By Johan Pretorius, MMM segment lead, Anglophone Africa at Schneider Electric
OPINION| THE mining, minerals and metals industry forms a critical part of material supply, all essential as the world continues to move towards a digital transformation.
However, the industry also contributes an estimated four to seven percent of the globe’s greenhouse gas (GHG) emissions.
Moreover, the International Energy Agency (IEA) Critical Minerals Market Review, notes a record deployment of clean energy technologies is propelling huge demand for minerals such as lithium, cobalt, nickel and copper.
“From 2017 to 2022, the energy sector was the main factor behind a tripling in overall demand for lithium, a 70% jump in demand for cobalt, and a 40% rise in demand for nickel,” says the report.
This surge underscores the urgent need for sustainable practices in an industry that continues to grow in leaps and bounds and is traditionally reliant on high-carbon energy sources like diesel.
Microgrids play an important part in taking the mining, minerals and metals to a greener posture also known as green mining, minerals and metals.
For one, it is particularly well-suited to an industry where operations are often located in remote areas with limited access to reliable electricity, and a combination of energy sources.
By integrating various energy sources – such as solar, wind, battery storage, and diesel generators – microgrids provide a stable and continuous power supply, essential for the uninterrupted operations of mines, cement plants, and steel mills to name a few.
In Africa, we are seeing countries like Kenya, Tanzania, Zambia, and South Africa adopting microgrid technology. These nations are exploring the technology to not only ensure reliable power supply to mining operations but also to align with global sustainability requirements.
The benefits of microgrids go beyond their ability to easily operate in conjunction with renewable solar and wind energy generation and include:
- Higher resilience – Microgrids can generate and store power independently from any main power grid offering a more resilient approach to maintaining power stability. By having the option of either acting in coordination with the existing grid or acting as an independent island, the steady, predictable supply of energy greatly minimises an operation’s power-related downtime.
- Supports migration from fuel furnaces to electric furnaces – In the glass and steel industries, a sustainability trend towards the electrification of furnaces is helping to reduce costs and to lower global carbon emissions.

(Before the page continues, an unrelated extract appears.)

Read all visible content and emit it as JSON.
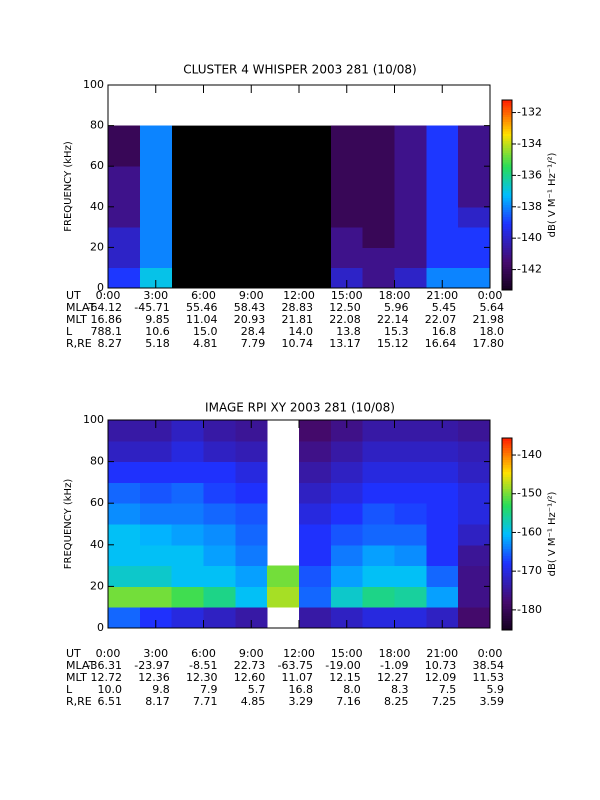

- Easier management – microgrid management solutions such as Schneider Electric’s EcoStruxure Microgrid Advisor architecture provide a Human Machine Interface (HMI) for site managers, process the various demand/response requests, optimise output decisions based on energy tariff rates and weather forecast predictions, and factor in user consumption constraints.
- Innovations such as Electric Arc Furnaces (EAF) and Direct Reduction Iron (DRI) are helping to eliminate the use of high emissions fuel furnaces. Microgrids play an important role in supporting these new processes as alternative and additional sources of renewable energy.